Consideration in Detail

6:07 pm

Photo of Barry HaaseBarry Haase (Kalgoorlie, Liberal Party, Shadow Parliamentary Secretary for Infrastructure, Roads and Transport) Share this | Hansard source

I have spoken to them. The minister interjects: should I talk to them? I have spoken to them at length, and I get tirades against this current minister because he welched on his deal. We know he welched because in fact he apologised. That great bugle from Maitland, the Maitland Mercury, on Tuesday, 10 June, said the minister came and apologised to defence personnel.

Not only did he apologise—and so he should—he then went on to say:

The Rudd Government has been highly successful in achieving various pre-election promises. I would give us an overall scorecard of nine out of 10.

That might have been a 0.9 out of 10, because I know a number of things. I would hate to digress, Mr Deputy Speaker, but for instance: ‘We’re going to reduce the price of fuel, we’re going to reduce the price of groceries, we’re going to improve housing affordability across Australia.’ Well—fail, fail, fail. But, more importantly, defence personnel are saying that this minister has failed because they promised to provide a service that would keep defence personnel in the service of this great nation and they provided that absolute furphy. It was enough for defence personnel to stay in the services and to vote for the ALP in that election—and then they got dudded; they got absolutely dudded. It was not as though they were being promised something that was ancilliary, something that was mediocre. This made the absolute difference between whether defence personnel stayed in the service or moved out into the private sector and took very well-paid jobs. Most of those jobs in senior positions provide health benefits. They said, ‘No, we’re going to stay with the ADF; the ADF is a great place because this incoming minister, this ALP minister, is going to give us free medical and free dental.’ What a great idea. What a great motivation, and a quite proper motivation, to vote for that particular party because they knew they were going to have the goods delivered.
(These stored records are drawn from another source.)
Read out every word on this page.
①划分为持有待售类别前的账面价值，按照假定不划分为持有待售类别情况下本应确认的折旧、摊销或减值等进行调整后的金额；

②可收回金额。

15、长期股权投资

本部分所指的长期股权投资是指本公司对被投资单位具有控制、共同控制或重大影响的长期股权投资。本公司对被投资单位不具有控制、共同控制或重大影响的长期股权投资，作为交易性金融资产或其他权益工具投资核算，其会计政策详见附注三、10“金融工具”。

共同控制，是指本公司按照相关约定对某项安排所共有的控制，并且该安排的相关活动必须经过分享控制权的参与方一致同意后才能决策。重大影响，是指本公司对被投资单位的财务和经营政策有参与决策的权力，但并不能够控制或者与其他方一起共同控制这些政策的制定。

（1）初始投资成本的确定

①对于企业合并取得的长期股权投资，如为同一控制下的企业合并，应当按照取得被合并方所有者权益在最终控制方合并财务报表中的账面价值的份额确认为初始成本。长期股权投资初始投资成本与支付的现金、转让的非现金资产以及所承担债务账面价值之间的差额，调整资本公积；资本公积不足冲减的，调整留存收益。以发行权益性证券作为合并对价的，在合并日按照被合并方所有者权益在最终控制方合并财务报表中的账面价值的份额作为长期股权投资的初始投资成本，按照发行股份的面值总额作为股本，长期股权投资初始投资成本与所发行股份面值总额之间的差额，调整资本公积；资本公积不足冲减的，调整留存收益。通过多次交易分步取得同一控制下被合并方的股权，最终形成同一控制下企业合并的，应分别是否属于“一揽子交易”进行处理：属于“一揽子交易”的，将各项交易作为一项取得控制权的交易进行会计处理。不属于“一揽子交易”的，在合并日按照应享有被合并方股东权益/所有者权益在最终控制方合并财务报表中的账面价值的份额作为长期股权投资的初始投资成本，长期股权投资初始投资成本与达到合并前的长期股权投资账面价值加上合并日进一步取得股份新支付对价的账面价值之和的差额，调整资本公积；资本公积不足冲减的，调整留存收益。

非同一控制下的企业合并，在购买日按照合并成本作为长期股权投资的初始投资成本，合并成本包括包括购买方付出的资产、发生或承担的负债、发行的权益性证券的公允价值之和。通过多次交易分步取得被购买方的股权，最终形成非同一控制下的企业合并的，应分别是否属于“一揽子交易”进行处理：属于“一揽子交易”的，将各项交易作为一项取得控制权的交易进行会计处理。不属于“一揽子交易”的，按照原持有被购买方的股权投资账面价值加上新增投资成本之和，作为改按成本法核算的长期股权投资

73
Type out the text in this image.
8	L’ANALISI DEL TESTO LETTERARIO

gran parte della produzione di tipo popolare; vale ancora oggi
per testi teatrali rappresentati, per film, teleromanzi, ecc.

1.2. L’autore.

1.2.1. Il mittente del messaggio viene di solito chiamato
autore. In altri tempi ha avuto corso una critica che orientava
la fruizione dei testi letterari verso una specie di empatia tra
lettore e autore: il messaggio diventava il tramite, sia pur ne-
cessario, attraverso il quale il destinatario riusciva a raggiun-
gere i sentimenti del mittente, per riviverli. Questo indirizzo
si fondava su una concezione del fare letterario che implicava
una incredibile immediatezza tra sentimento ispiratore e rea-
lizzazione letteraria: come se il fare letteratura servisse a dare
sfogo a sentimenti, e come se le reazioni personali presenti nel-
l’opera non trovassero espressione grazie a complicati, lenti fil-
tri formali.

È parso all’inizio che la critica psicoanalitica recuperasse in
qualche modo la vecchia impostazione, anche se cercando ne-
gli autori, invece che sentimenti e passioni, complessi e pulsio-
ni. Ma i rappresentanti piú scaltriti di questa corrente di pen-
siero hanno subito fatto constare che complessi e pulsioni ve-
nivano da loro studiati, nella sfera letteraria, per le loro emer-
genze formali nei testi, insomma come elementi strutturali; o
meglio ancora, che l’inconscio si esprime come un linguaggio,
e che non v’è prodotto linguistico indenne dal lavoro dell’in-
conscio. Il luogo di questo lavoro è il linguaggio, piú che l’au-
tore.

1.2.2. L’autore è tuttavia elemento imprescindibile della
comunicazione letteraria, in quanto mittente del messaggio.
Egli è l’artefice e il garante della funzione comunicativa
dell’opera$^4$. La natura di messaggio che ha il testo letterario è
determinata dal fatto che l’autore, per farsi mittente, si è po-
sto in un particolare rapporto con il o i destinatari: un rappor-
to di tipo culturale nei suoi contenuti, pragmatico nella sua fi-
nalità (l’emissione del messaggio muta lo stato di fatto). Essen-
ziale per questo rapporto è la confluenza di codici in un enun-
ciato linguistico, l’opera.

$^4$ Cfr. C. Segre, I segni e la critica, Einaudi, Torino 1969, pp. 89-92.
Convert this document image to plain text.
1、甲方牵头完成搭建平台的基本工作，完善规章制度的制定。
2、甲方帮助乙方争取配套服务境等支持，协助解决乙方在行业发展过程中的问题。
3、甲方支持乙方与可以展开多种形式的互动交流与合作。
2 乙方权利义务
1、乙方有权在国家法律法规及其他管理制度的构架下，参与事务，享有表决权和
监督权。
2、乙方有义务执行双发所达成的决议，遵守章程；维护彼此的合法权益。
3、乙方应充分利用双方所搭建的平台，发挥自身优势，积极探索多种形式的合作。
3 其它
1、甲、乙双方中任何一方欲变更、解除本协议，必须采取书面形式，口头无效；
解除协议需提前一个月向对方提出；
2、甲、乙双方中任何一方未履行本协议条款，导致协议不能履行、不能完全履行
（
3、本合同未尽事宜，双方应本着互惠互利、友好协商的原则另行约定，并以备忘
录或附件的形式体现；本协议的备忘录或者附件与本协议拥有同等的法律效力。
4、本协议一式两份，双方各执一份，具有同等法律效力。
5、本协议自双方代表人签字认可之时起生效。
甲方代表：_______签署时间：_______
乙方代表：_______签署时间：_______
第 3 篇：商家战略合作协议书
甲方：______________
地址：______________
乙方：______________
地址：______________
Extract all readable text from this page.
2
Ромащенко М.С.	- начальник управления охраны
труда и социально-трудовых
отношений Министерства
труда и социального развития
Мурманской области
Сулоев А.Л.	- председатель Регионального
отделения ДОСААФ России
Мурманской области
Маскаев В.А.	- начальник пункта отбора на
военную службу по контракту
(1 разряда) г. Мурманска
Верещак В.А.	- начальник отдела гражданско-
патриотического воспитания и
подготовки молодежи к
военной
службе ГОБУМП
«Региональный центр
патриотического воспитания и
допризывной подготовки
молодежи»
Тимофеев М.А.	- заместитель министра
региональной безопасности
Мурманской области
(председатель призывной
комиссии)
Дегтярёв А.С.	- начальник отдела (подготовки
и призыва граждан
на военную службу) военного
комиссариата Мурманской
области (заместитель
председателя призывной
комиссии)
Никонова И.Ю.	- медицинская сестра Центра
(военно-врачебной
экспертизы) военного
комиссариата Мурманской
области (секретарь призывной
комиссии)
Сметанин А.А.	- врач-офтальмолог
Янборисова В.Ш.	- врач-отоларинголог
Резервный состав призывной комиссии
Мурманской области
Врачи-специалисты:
That was a convincing argument that turned out to be morning mist; it just evaporated. All these people, having made the commitment, found they had been dudded. My people in Karratha were dudded. My people in Taylor Barracks, who serve this nation, were dudded. If they had known the truth about this government, if they had known the truth about the efforts in cabinet of this minister to get funding, they would probably have done the right thing and left a decent government in place, a government that could make the right decisions. There is no doubt that if you take $21 million out of a program that is going to provide health care to Defence Force personnel and leave it with a miserly $12 million over four years you are dudding the troops.  Our troops expect more from this minister. This current Minister for Defence has failed Australian Defence Force personnel.